Lalu Ken berubah jadi 'cewek' berkimono sambil menggendong boneka di belakangnya dan melanjutkan,
"Kalau aku Oshin."
Lalu kedua ayah dan anak itu tertawa garing. Aki yang habis kesabarannya melayangkan tinju jarak jauh ke arah mereka.
"Gak bapak gak anak sama aja!! Udah gue aja yang namain!! Namanya poly…"
"MINATO-CHAN!!"
Tiba-tiba sebuah suara mengagetkan mereka. Seorang wanita yang berpakaian maid tiba-tiba saja datang dan mengambil bayi mungil tadi dari tangan Aki.
"Minato-chan, aku sangat menantikan kelahiranmu!! Dan menantikan kau tumbuh dewasa tentunya, ohoho. Dadah babai!"
Sedetik kemudian wanita itu kabur setelah meletakkan bayi tadi kembali di pelukkan Aki. Semua yang ada di ruangan itu terdiam.
"Minato-chan? Jadi namanya Minato nih?"
Ken yang pertama kali memecah keheningan. Aki dan Shinji hanya berpandangan dan akhirnya mengangguk.
"Yah… kalau begitu namanya Minato saja deh…"
Sementara itu di luar istana…
"Elizabeth, kerja bagus."
Wanita yang tadi meneriakkan nama 'Minato' menoleh ke arah seorang kakek-kakek yang bernama Igor. Elizabeth hanya tersenyum nakal.
"Habis kasihan kan kalo anak itu dinamain Polydeceus..."
--
17 tahun kemudian…
Minato tumbuh menjadi seorang pemuda tampan (atau kalau menurut Aki, "Cantik kaya gue!!") dan kalem. Dia tidak pernah berlaku yang aneh-aneh dan cenderung mengikuti pendapat orang lain.
Jarang berbicara dan mempunyai senyuman yang lembut membuatnya popular di kalangan semua gender. Baik pria, wanita, maupun Waria.
Seperti layaknya seorang pangeran, dia dibesarkan dengan cara ningrat (pokoknya 'ningrat' dalam artian yang bisa diberikan oleh seorang ayah yang masuk dalam ikatan SSTI -Suami-suami takut istri- dan ibu yang selalu menjadikan ayah atau kakaknya menjadi kantung sansak). Pokoknya, dia benar-benar bahagia dan bersyukur dapat lahir di tengah-tengah keluarga unik seperti itu.
Tapi ternyata kebahagiaan tidak berlangsung lama.
4 Oktober tengah malam…
Kerajaan Gekkokan kehilangan raja mereka.
Raja mereka mangkat.
--
"Shinjiiii!! Shinji kau kejaaammm!! Kenapa kau tinggalkan aku begitu cepaaattt??"
Aki menangis di samping pembaringan suaminya. Semua orang yang berada di istana tidak ada yang berani mendekat. Mereka semua ikut merasa sedih, sekaligus takut kena bogem Aki.
Minato berdiri di ambang pintu kamar orang tuanya. Bingung.

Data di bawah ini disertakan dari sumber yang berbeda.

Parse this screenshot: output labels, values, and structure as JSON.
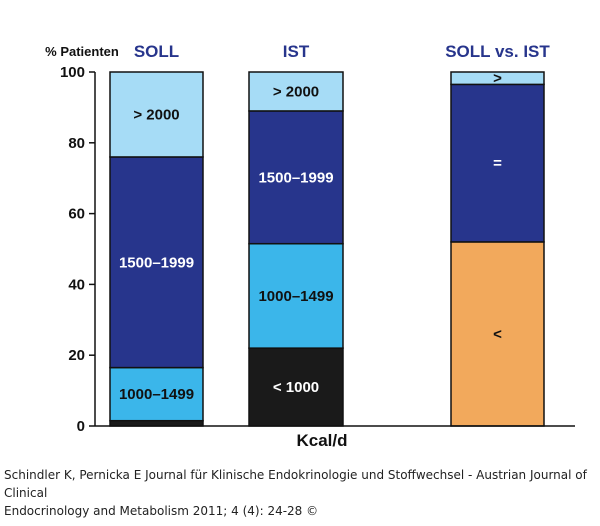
{
  "chart_data": {
    "type": "bar",
    "stacked": true,
    "categories": [
      "SOLL",
      "IST",
      "SOLL vs. IST"
    ],
    "ylabel": "% Patienten",
    "xlabel": "Kcal/d",
    "ylim": [
      0,
      100
    ],
    "yticks": [
      0,
      20,
      40,
      60,
      80,
      100
    ],
    "grid": false,
    "bars": [
      {
        "name": "SOLL",
        "segments": [
          {
            "label": "",
            "value": 1.5,
            "color": "#1a1a1a"
          },
          {
            "label": "1000–1499",
            "value": 15,
            "color": "#3bb6ea"
          },
          {
            "label": "1500–1999",
            "value": 59.5,
            "color": "#27358c"
          },
          {
            "label": "> 2000",
            "value": 24,
            "color": "#a6dcf6"
          }
        ]
      },
      {
        "name": "IST",
        "segments": [
          {
            "label": "< 1000",
            "value": 22,
            "color": "#1a1a1a"
          },
          {
            "label": "1000–1499",
            "value": 29.5,
            "color": "#3bb6ea"
          },
          {
            "label": "1500–1999",
            "value": 37.5,
            "color": "#27358c"
          },
          {
            "label": "> 2000",
            "value": 11,
            "color": "#a6dcf6"
          }
        ]
      },
      {
        "name": "SOLL vs. IST",
        "segments": [
          {
            "label": "<",
            "value": 52,
            "color": "#f2a95c"
          },
          {
            "label": "=",
            "value": 44.5,
            "color": "#27358c"
          },
          {
            "label": ">",
            "value": 3.5,
            "color": "#a6dcf6"
          }
        ]
      }
    ]
  },
  "caption": {
    "line1": "Schindler K, Pernicka E Journal für Klinische Endokrinologie und Stoffwechsel - Austrian Journal of Clinical",
    "line2": "Endocrinology and Metabolism 2011; 4 (4): 24-28 ©"
  }
}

Ken menyentuh bahunya pelan.
"Ken-niisama…"
Ken hanya menggeleng dan menuntun Minato keluar menuju taman.
Minato duduk di samping air mancur di tengah taman. Sementara Ken berdiri membelakanginya. Punggungnya tampak bergetar.
"Ken-niisama..."
"Ayahanda... sebenarnya sikapnya semakin aneh akhir-akhir ini. Baru-baru ini aku diperlakukan seperti anak kecil. Padahal dia tahu aku tidak suka diperlakukan begitu! Waktu aku protes, dia hanya bilang, 'maafkan aku karena selama ini tidak menjadi ayah yang baik bagimu'! Apa maksudnya?"
Punggungnya semakin bergetar hebat. Minato mencoba mengingat keanehan 'ayahanda' yang baru saja disebutkan oleh Ken.
"Ummm... kalau dipikir-pikir... iya ya dia aneh. Kemarin aku juga dibelikan MP4 baru… padahal dia selalu melarangku mendengarkan earphone keras-keras…"
"Keanehannya semakin hari semakin menjadi… lalu malam ini… malam ini tiba-tiba dia ingin makan ramen hagakure. Tampaknya dia benar-benar ingin sekali makan itu dan memakannya dengan rakus… lalu tahu-tahu… tahu-tahu…"
Ken berbalik badan dan membenamkan wajahnya ke rerumputan. Terdengar suara isakkan tangis yang semakin membesar dan diselingi tawa sinis.
"Dia tersedak ramen!! Ramen yang dia makan menghambat pernapasannya dan dia mati!! Uwaaaa!! Uwaahahahahaha!!"
Sekarang tidak jelas dia sedang menangis atau tertawa. Minato hanya memalingkan wajah dan berusaha menghalau keluarnya suara tawa dari mulutnya.
'Mati karena tersedak ramen… sungguh cara mati yang bermartabat bagi seorang raja...'
Selama sebulan penuh, kerajaan Gekkokan mengalami masa berkabung.
--
"Anak-anak... Ibunda punya berita untuk kalian..."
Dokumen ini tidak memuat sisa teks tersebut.